Why Hadoop is the future of the database

Jeff Hammerbacher says that Facebook tried them all. And none of them did what the web giant needed them to do.

Hammerbacher is the Harvard-trained mathematician Facebook hired in 2006. His job was to harness all the digital data generated by Mark Zuckerberg’s social network — to make sense of what people were doing on the service and find new ways of improving the thing. But as the service expanded to tens of millions of people, Hammerbacher remembers, it was generating more data than the company could possibly analyze with the software at hand: a good old-fashioned Oracle database.

At the time, a long line of startups were offering a new breed of database designed to store and analyze much larger amounts of data. Greenplum. Vertica. Netezza.
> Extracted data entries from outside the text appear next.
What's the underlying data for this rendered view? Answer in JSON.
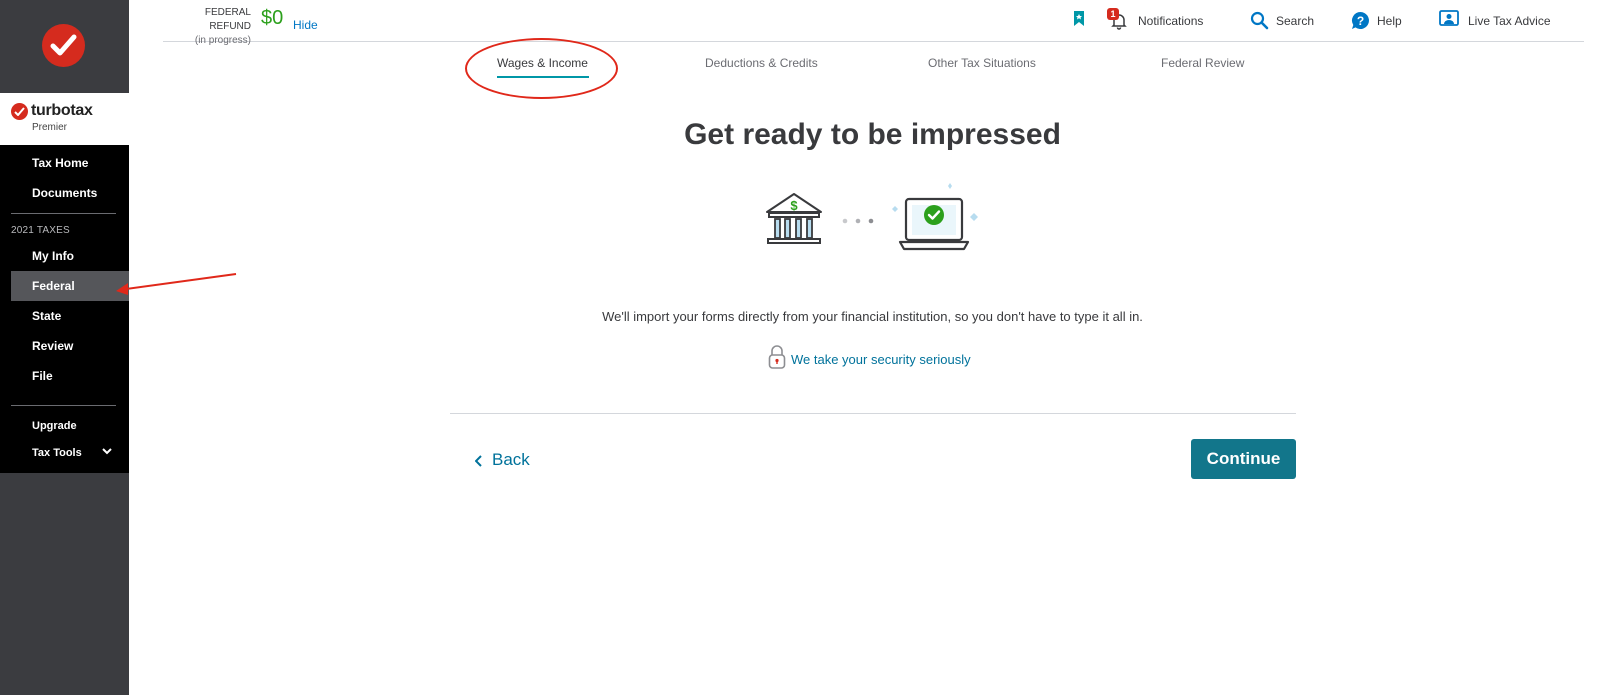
{
  "sidebar": {
    "brand_name": "turbotax",
    "brand_edition": "Premier",
    "nav_top": [
      {
        "label": "Tax Home"
      },
      {
        "label": "Documents"
      }
    ],
    "section_label": "2021 TAXES",
    "nav_taxes": [
      {
        "label": "My Info"
      },
      {
        "label": "Federal",
        "active": true
      },
      {
        "label": "State"
      },
      {
        "label": "Review"
      },
      {
        "label": "File"
      }
    ],
    "upgrade_label": "Upgrade",
    "tax_tools_label": "Tax Tools"
  },
  "topbar": {
    "refund_label": "FEDERAL REFUND",
    "refund_status": "(in progress)",
    "refund_amount": "$0",
    "hide_label": "Hide",
    "notifications_label": "Notifications",
    "notifications_count": "1",
    "search_label": "Search",
    "help_label": "Help",
    "live_advice_label": "Live Tax Advice"
  },
  "tabs": [
    {
      "label": "Wages & Income",
      "active": true
    },
    {
      "label": "Deductions & Credits"
    },
    {
      "label": "Other Tax Situations"
    },
    {
      "label": "Federal Review"
    }
  ],
  "main": {
    "title": "Get ready to be impressed",
    "description": "We'll import your forms directly from your financial institution, so you don't have to type it all in.",
    "security_link": "We take your security seriously",
    "back_label": "Back",
    "continue_label": "Continue"
  },
  "colors": {
    "brand_red": "#d52b1e",
    "accent_teal": "#12768b",
    "refund_green": "#2ca01c",
    "sidebar_dark": "#3b3c40",
    "annotation_red": "#e0281a"
  },
  "icons": [
    "checkmark-logo-icon",
    "bookmark-icon",
    "bell-icon",
    "search-icon",
    "help-icon",
    "live-advice-icon",
    "chevron-down-icon",
    "bank-icon",
    "laptop-check-icon",
    "lock-icon",
    "chevron-left-icon"
  ]
}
Hammerbacher and Facebook tested them all. But they weren’t suited to the task either.

In the end, Facebook turned to a little-known open source software platform that had only just gotten off the ground at Yahoo. It was called Hadoop, and it was built to harness the power of thousands of ordinary computer servers. Unlike the Greenplums and the Verticas, Hammerbacher says, Hadoop could store and process the ever-expanding sea of data generated by what was quickly becoming the world’s most popular social network.
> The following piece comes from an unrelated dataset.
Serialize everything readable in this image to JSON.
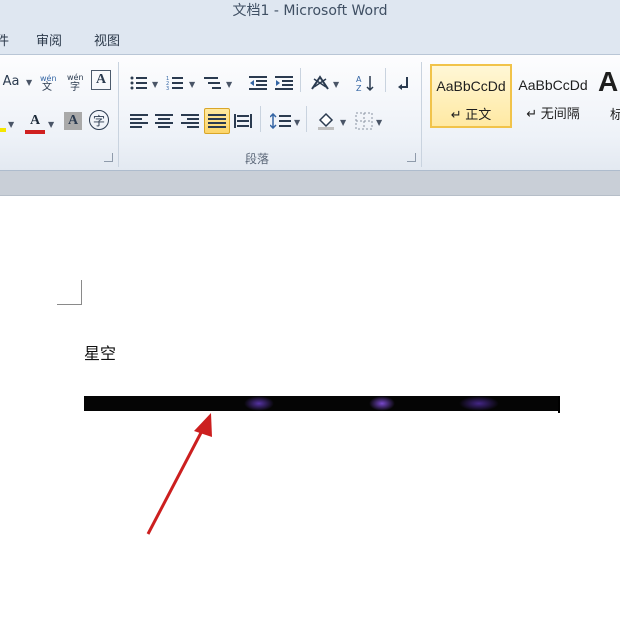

Over the next few years, Hadoop reinvented data analysis not only at Facebook and Yahoo but so many other web services. And then an army of commercial software vendors started selling the thing to the rest of the world. Soon, even the likes of Oracle and Greenplum were hawking Hadoop. These companies still treated Hadoop as an adjunct to the traditional database — as a tool suited only to certain types of data analysis. But now, that’s changing too.

On Monday, Greenplum — now owned by tech giant EMC — revealed that it has spent the last two years building a new Hadoop platform that it believes will leave the traditional database behind. Known as Pivotal HD, this tool can store the massive amounts of information Hadoop was created to store, but it’s designed to ask questions of this data significantly faster than you can with the existing open source platform.

“We think we’re one the verge of a major shift where businesses are looking at a set of canonical applications that can’t be easily run on existing data fabrics and relational databases,” says Paul Martiz, the former Microsoft exec who now oversees Greenplum. Businesses need a new data fabric, Maritz says, and the starting point for that fabric is Hadoop.